(WASHINGTON) — President Joe Biden is expected to announce on Wednesday a few executive actions to address climate change, with a focus on helping Americans facing extreme heat — but the steps fall far short of the more sweeping measures climate activists are calling for.
In fact, the directives largely appear to provide more funding to or otherwise strengthen existing programs.
According to the White House, the president’s latest set of executive actions will include “protecting communities facing extreme heat with additional FY22 funding for FEMA’s Building Resilient Infrastructure and Communities (BRIC) program and additional guidance to support the Department of Health and Human Services Low Income Home Energy Assistance Program (LIHEAP).” The BRIC program offers funding to communities for hazard mitigation, while the LIHEAP provides low-income Americans with assistance in covering their energy costs.
The White House said Biden will also announce “additional actions to boost the domestic offshore wind industry.” Further information on those actions was not immediately available, and it was unclear whether they would be new or impactful.
Biden will make the announcements while visiting a now-defunct coal-fired power plant, called Brayton Point, in Somerset, Massachusetts.
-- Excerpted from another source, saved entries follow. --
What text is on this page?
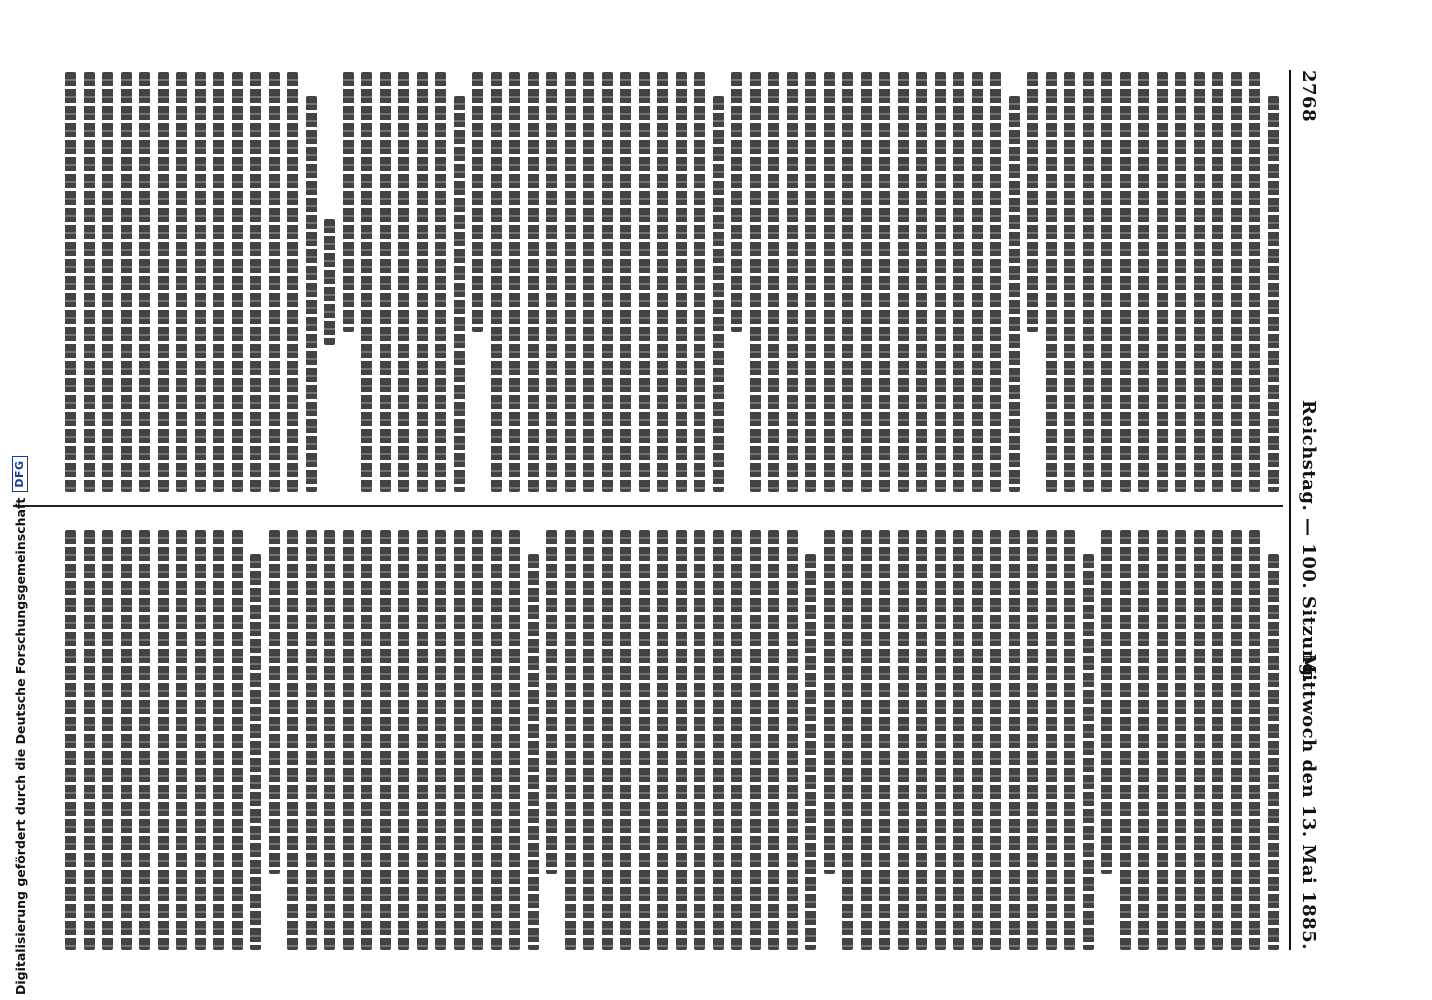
2768
Reichstag. — 100. Sitzung.
Mittwoch den 13. Mai 1885.
Digitalisierung gefördert durch die Deutsche Forschungsgemeinschaft
DFG
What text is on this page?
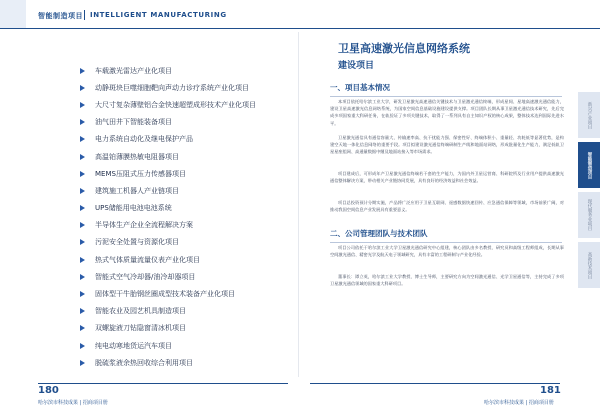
智能制造项目 INTELLIGENT MANUFACTURING
车载激光雷达产业化项目
动静斑块巨噬细胞靶向声动力诊疗系统产业化项目
大尺寸复杂薄壁铝合金快速超塑成形技术产业化项目
油气田井下智能装备项目
电力系统自动化及继电保护产品
高温铂薄膜热敏电阻器项目
MEMS压阻式压力传感器项目
建筑施工机器人产业链项目
UPS储能用电池电池系统
半导体生产企业全流程解决方案
污泥安全处置与资源化项目
热式气体质量流量仪表产业化项目
智能式空气冷却器/油冷却器项目
固体型干牛胎钢丝圈成型技术装备产业化项目
智能农业及园艺机具制造项目
双螺旋液刀钻隐窗清冰机项目
纯电动寒地货运汽车项目
脱硫浆液余热回收综合利用项目
卫星高速激光信息网络系统
建设项目
一、项目基本情况

本项目依托哈尔滨工业大学，研发卫星激光高速通信关键技术与卫星激光通信终端，形成星间、星地高速激光通信能力，建设卫星高速激光信息网络系统，为国家空间信息基础设施建设提供支撑。项目团队长期从事卫星激光通信技术研究，先后完成多项国家重大科研任务，在轨验证了多项关键技术，取得了一系列具有自主知识产权的核心成果，整体技术达到国际先进水平。

卫星激光通信具有通信容量大、传输速率高、抗干扰能力强、保密性好、终端体积小、重量轻、功耗低等显著优势，是构建空天地一体化信息网络的重要手段。项目拟建设激光通信终端研制生产线和地面站网络，形成批量化生产能力，满足低轨卫星星座组网、高通量数据中继及地面站接入等市场需求。

项目建成后，可形成年产卫星激光通信终端若干套的生产能力，为国内外卫星运营商、科研院所及行业用户提供高速激光通信整体解决方案，带动相关产业链协同发展，具有良好的经济效益和社会效益。

项目总投资预计分期实施，产品将广泛应用于卫星互联网、遥感数据快速回传、应急通信保障等领域，市场前景广阔，对推动我国空间信息产业发展具有重要意义。

二、公司管理团队与技术团队

项目公司依托于哈尔滨工业大学卫星激光通信研究中心组建，核心团队由多名教授、研究员和高级工程师组成，长期从事空间激光通信、精密光学及航天电子领域研究，具有丰富的工程研制与产业化经验。

董事长：谭立英，哈尔滨工业大学教授、博士生导师，主要研究方向为空间激光通信、光学卫星通信等，主持完成了多项卫星激光通信领域的国家重大科研项目。

新兴产业项目
智能制造项目
现代服务业项目
高新技术项目
180	181
哈尔滨市科技成果 | 招商项目册	哈尔滨市科技成果 | 招商项目册
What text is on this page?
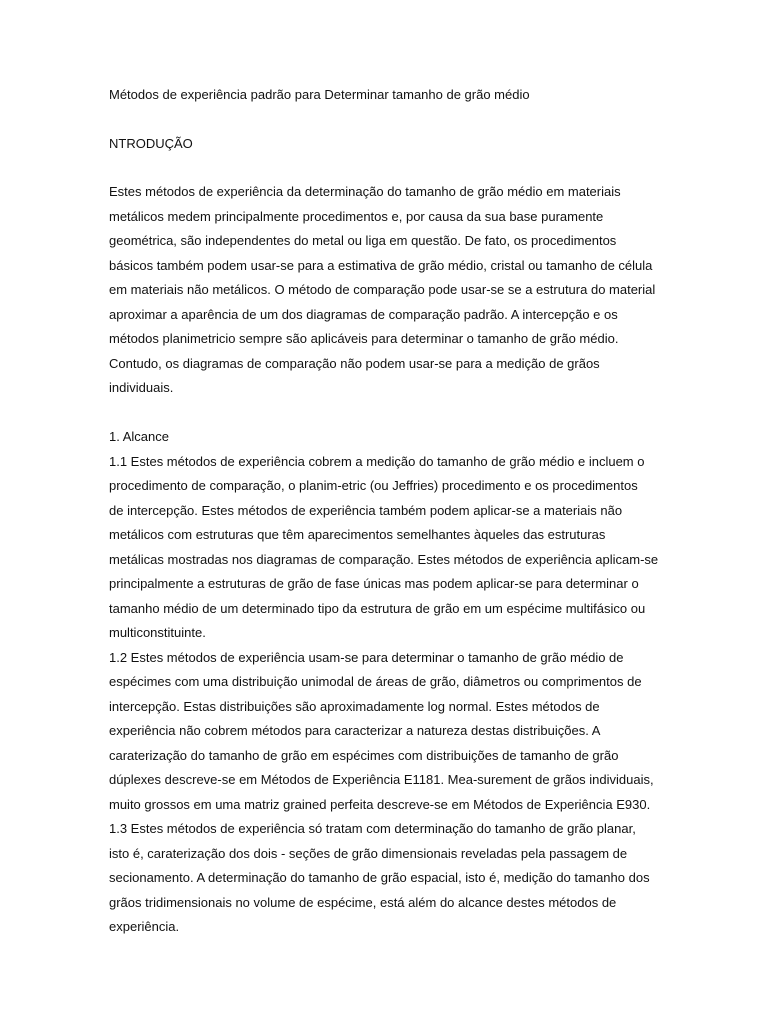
Métodos de experiência padrão para Determinar tamanho de grão médio
NTRODUÇÃO
Estes métodos de experiência da determinação do tamanho de grão médio em materiais
metálicos medem principalmente procedimentos e, por causa da sua base puramente
geométrica, são independentes do metal ou liga em questão. De fato, os procedimentos
básicos também podem usar-se para a estimativa de grão médio, cristal ou tamanho de célula
em materiais não metálicos. O método de comparação pode usar-se se a estrutura do material
aproximar a aparência de um dos diagramas de comparação padrão. A intercepção e os
métodos planimetricio sempre são aplicáveis para determinar o tamanho de grão médio.
Contudo, os diagramas de comparação não podem usar-se para a medição de grãos
individuais.
1. Alcance
1.1 Estes métodos de experiência cobrem a medição do tamanho de grão médio e incluem o
procedimento de comparação, o planim-etric (ou Jeffries) procedimento e os procedimentos
de intercepção. Estes métodos de experiência também podem aplicar-se a materiais não
metálicos com estruturas que têm aparecimentos semelhantes àqueles das estruturas
metálicas mostradas nos diagramas de comparação. Estes métodos de experiência aplicam-se
principalmente a estruturas de grão de fase únicas mas podem aplicar-se para determinar o
tamanho médio de um determinado tipo da estrutura de grão em um espécime multifásico ou
multiconstituinte.
1.2 Estes métodos de experiência usam-se para determinar o tamanho de grão médio de
espécimes com uma distribuição unimodal de áreas de grão, diâmetros ou comprimentos de
intercepção. Estas distribuições são aproximadamente log normal. Estes métodos de
experiência não cobrem métodos para caracterizar a natureza destas distribuições. A
caraterização do tamanho de grão em espécimes com distribuições de tamanho de grão
dúplexes descreve-se em Métodos de Experiência E1181. Mea-surement de grãos individuais,
muito grossos em uma matriz grained perfeita descreve-se em Métodos de Experiência E930.
1.3 Estes métodos de experiência só tratam com determinação do tamanho de grão planar,
isto é, caraterização dos dois - seções de grão dimensionais reveladas pela passagem de
secionamento. A determinação do tamanho de grão espacial, isto é, medição do tamanho dos
grãos tridimensionais no volume de espécime, está além do alcance destes métodos de
experiência.
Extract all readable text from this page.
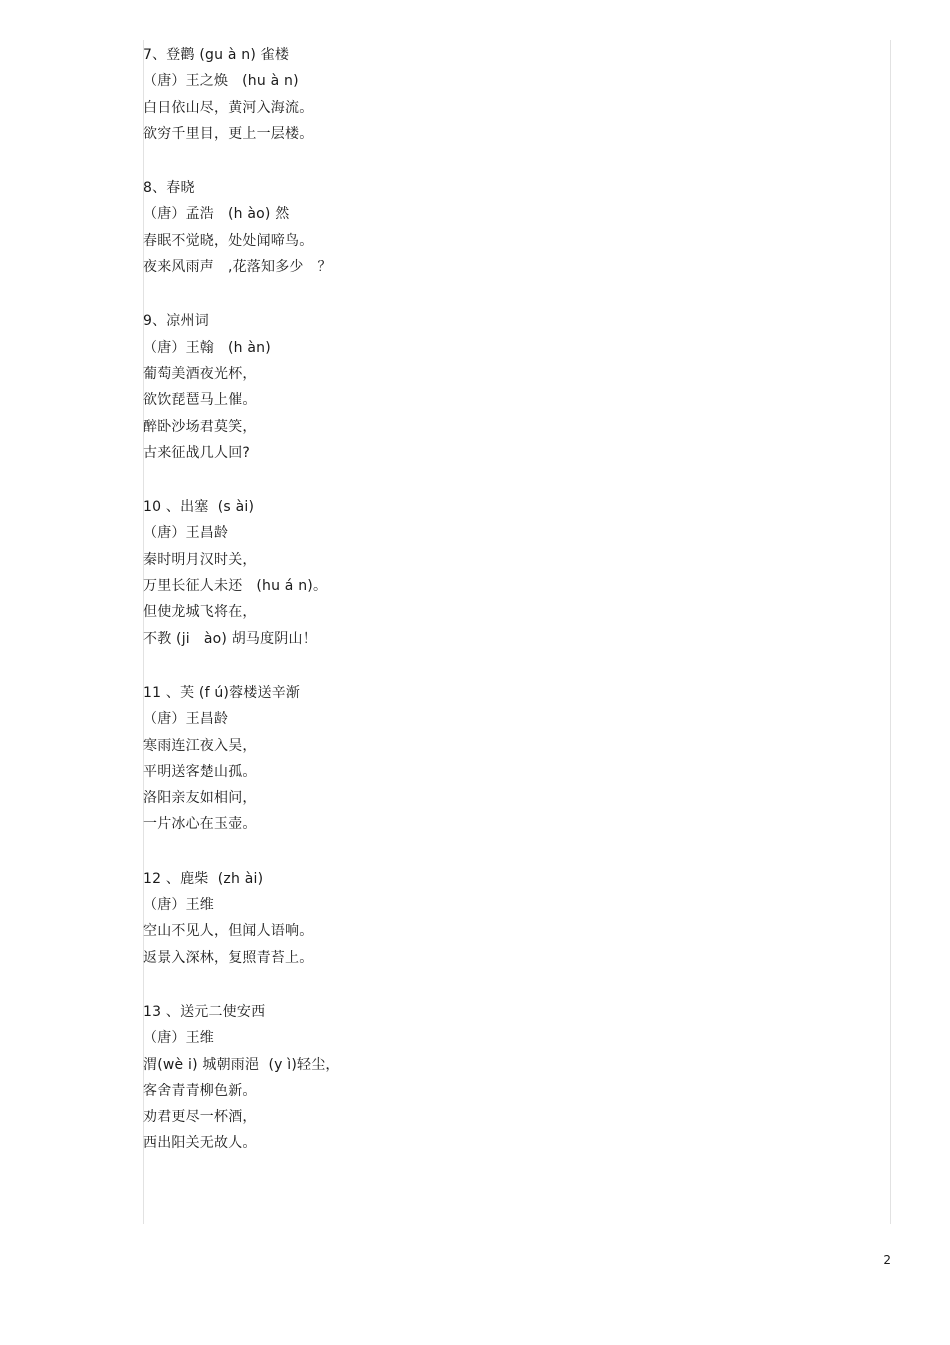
7、登鹳 (gu à n) 雀楼
（唐）王之焕   (hu à n)
白日依山尽，黄河入海流。
欲穷千里目，更上一层楼。
8、春晓
（唐）孟浩   (h ào) 然
春眠不觉晓，处处闻啼鸟。
夜来风雨声   ,花落知多少   ？
9、凉州词
（唐）王翰   (h àn)
葡萄美酒夜光杯，
欲饮琵琶马上催。
醉卧沙场君莫笑，
古来征战几人回?
10 、出塞  (s ài)
（唐）王昌龄
秦时明月汉时关，
万里长征人未还   (hu á n)。
但使龙城飞将在，
不教 (ji   ào) 胡马度阴山！
11 、芙 (f ú)蓉楼送辛渐
（唐）王昌龄
寒雨连江夜入吴，
平明送客楚山孤。
洛阳亲友如相问，
一片冰心在玉壶。
12 、鹿柴  (zh ài)
（唐）王维
空山不见人，但闻人语响。
返景入深林，复照青苔上。
13 、送元二使安西
（唐）王维
渭(wè i) 城朝雨浥  (y ì)轻尘，
客舍青青柳色新。
劝君更尽一杯酒，
西出阳关无故人。
2
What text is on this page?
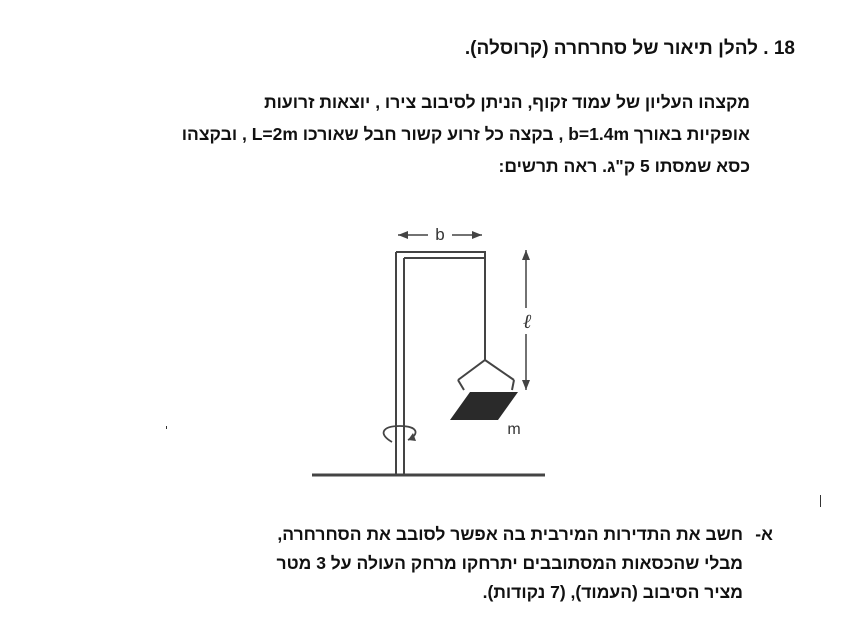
18 . להלן תיאור של סחרחרה (קרוסלה).
מקצהו העליון של עמוד זקוף, הניתן לסיבוב צירו , יוצאות זרועות
אופקיות באורך b=1.4m , בקצה כל זרוע קשור חבל שאורכו L=2m , ובקצהו
כסא שמסתו 5 ק"ג. ראה תרשים:
b
ℓ
m
א-חשב את התדירות המירבית בה אפשר לסובב את הסחרחרה,
מבלי שהכסאות המסתובבים יתרחקו מרחק העולה על 3 מטר
מציר הסיבוב (העמוד), (7 נקודות).
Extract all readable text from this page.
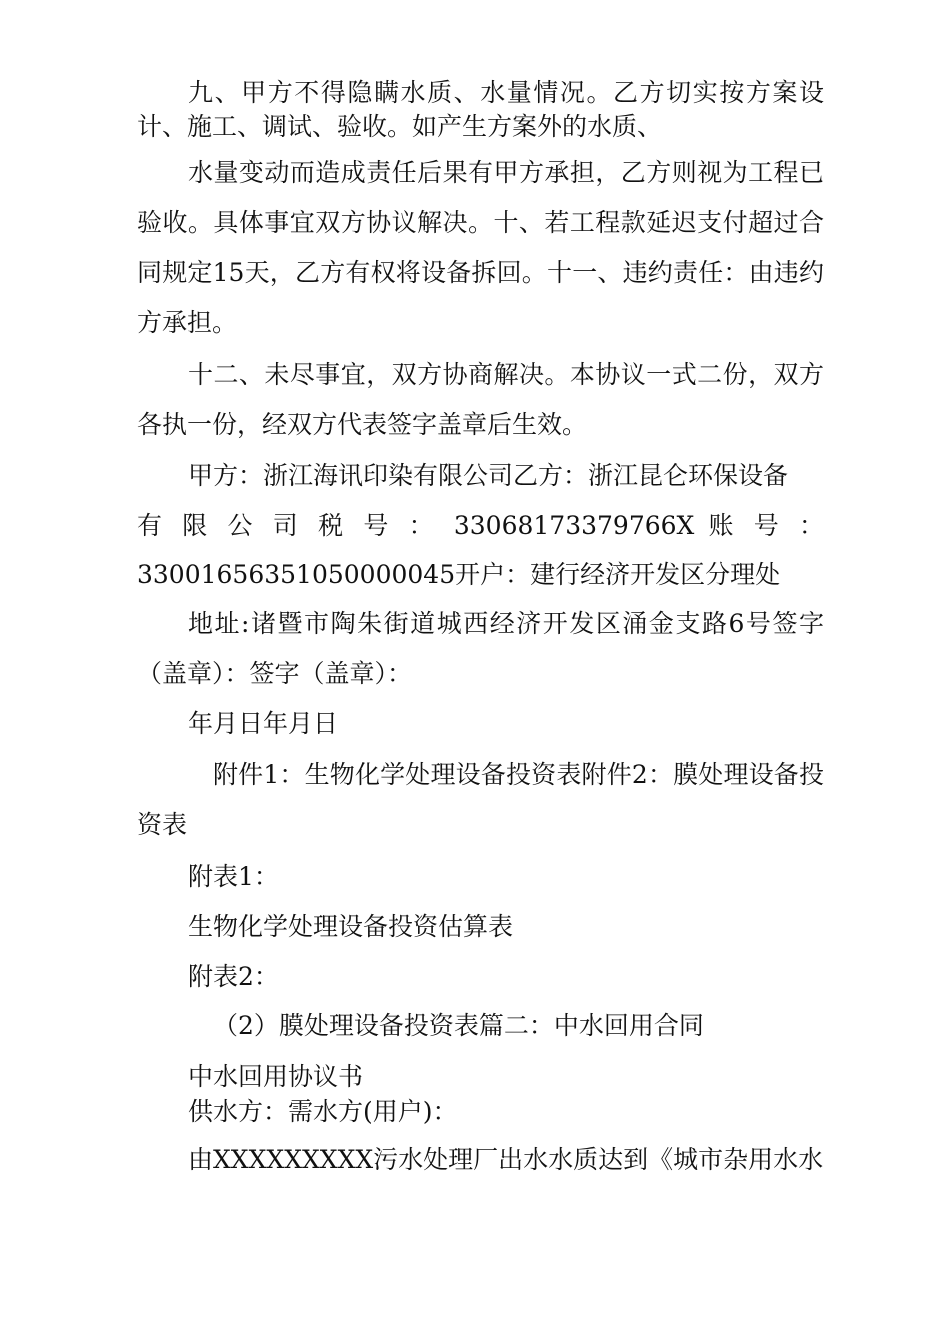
九、甲方不得隐瞒水质、水量情况。乙方切实按方案设计、施工、调试、验收。如产生方案外的水质、

水量变动而造成责任后果有甲方承担，乙方则视为工程已验收。具体事宜双方协议解决。十、若工程款延迟支付超过合同规定15天，乙方有权将设备拆回。十一、违约责任：由违约方承担。

十二、未尽事宜，双方协商解决。本协议一式二份，双方各执一份，经双方代表签字盖章后生效。

甲方：浙江海讯印染有限公司乙方：浙江昆仑环保设备

有 限 公 司 税 号 ： 33068173379766X 账 号 ：

33001656351050000045开户：建行经济开发区分理处

地址:诸暨市陶朱街道城西经济开发区涌金支路6号签字（盖章）：签字（盖章）：

年月日年月日

附件1：生物化学处理设备投资表附件2：膜处理设备投资表

附表1：

生物化学处理设备投资估算表

附表2：

（2）膜处理设备投资表篇二：中水回用合同

中水回用协议书

供水方：需水方(用户)：

由XXXXXXXXX污水处理厂出水水质达到《城市杂用水水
The site is expected to be turned into a manufacturing plant that will produce transmission cables for Massachusetts’ offshore wind industry, according to the White House.
“The President ran on fighting the urgent economic and national security threat of climate change, and tomorrow’s actions will be a continuation of the decisive steps on climate that the President has taken since day one,” a White House official said. “In the coming days, he will continue to announce executive actions that we have developed to combat this emergency.”
While Biden does not plan to declare a climate national emergency this week, that option is “still on the table,” White House press secretary Karine Jean-Pierre told reporters Tuesday.
The Biden administration’s efforts to continue to pivot the U.S. power sector toward zero-emission energy options, such as off-shore wind, move the country in the right direction but don’t address the larger problem of cutting and reducing current energy-based emissions from the existing fossil fuel industry. Without continuing to cut and reduce current emissions from a range of polluting areas, it will take much more than empowering renewable energy and improving building efficiency to reach Biden’s climate goals.
Wednesday’s announcements come as people across the United States — and around the world — grapple with sweltering temperatures this week. A scorching airmass remains over the majority of the continental U.S. on Wednesday, with a heat dome sitting over the Southwest and Great Plains and triple-digit temperatures stretching throughout the Midwest and up and down the East Coast.